Lawmakers, meanwhile, grappled with long-term changes to the budget process at a hearing yesterday held by the Senate Homeland Security and Governmental Affairs Subcommittee on Federal Spending Oversight and Emergency Management.

Senate leaders said they don't want to bring the government to the brink of a shutdown and see little risk that it would occur.

Unfortunately for the Senate leaders, the deal faces opposition in the House. But because the agreement gives both parties what they wanted most, the deficit impact appears to be of little concern. That means Ryan will need Democratic votes to get it across the finish line.

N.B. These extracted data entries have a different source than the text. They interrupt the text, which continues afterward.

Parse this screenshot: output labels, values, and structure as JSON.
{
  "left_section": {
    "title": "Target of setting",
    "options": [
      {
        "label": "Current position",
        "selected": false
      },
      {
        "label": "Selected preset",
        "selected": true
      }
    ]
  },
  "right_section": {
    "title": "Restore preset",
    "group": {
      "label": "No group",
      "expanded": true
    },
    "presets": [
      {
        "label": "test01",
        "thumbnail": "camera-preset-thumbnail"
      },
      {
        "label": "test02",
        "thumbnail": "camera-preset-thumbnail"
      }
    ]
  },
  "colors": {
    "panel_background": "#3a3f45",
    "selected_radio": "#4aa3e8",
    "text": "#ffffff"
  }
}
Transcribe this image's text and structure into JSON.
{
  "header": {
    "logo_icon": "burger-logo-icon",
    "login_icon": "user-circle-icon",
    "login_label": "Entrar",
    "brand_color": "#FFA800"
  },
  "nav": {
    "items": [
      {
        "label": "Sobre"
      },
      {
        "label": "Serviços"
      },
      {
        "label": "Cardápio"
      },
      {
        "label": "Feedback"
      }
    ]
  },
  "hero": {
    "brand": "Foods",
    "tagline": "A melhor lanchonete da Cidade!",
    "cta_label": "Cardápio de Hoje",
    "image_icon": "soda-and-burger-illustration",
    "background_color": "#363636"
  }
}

"I think everybody's realistic enough to understand that - but remember we'll have every Democrat in the Senate on record", Alabama Rep. Bradley Byrne, a defense hawk, said.

If a budget deal is reached this week, the spending committees could get to work writing the actual legislation funding the government through September 30 - setting up another must-pass bill in March.

A budget agreement would nearly certainly mean that many Democrats would support it, thereby guaranteeing that there wouldn't be another shutdown.

The House passed a short-term spending bill that would fund the government for just another six weeks on Tuesday night that contained increases for the military.

Earlier in the day, Senate leaders from both parties suggested that a budget deal to lift spending caps on the military and domestic programs could be imminent. "I would be very surprised if more than a couple of the Freedom Caucus members would vote yes", Meadows said.

It's not yet clear how many House Democrats might be needed and Democratic leaders have yet to offer their support.

The temporary funding measure would keep the government running through March 23 and also reauthorize for funding for community health centers that enjoy widespread bipartisan support.

Senate Minority Leader Charles Schumer, D-N.Y., similarly dismissed Trump's threat.

Senate Democrats were expected to balk at the House Bill's inclusion of an increase in Pentagon funding through Sept 30, the end of the current fiscal year, but exclusion of any increase in non-defence spending.

The negotiations have been prompted due to spending caps put into place under a 2011 law, the Budget Control Act, that was meant to enforce fiscal discipline in the Capitol.

At this point, Ryan has not signaled he is considering giving that to House Democrats.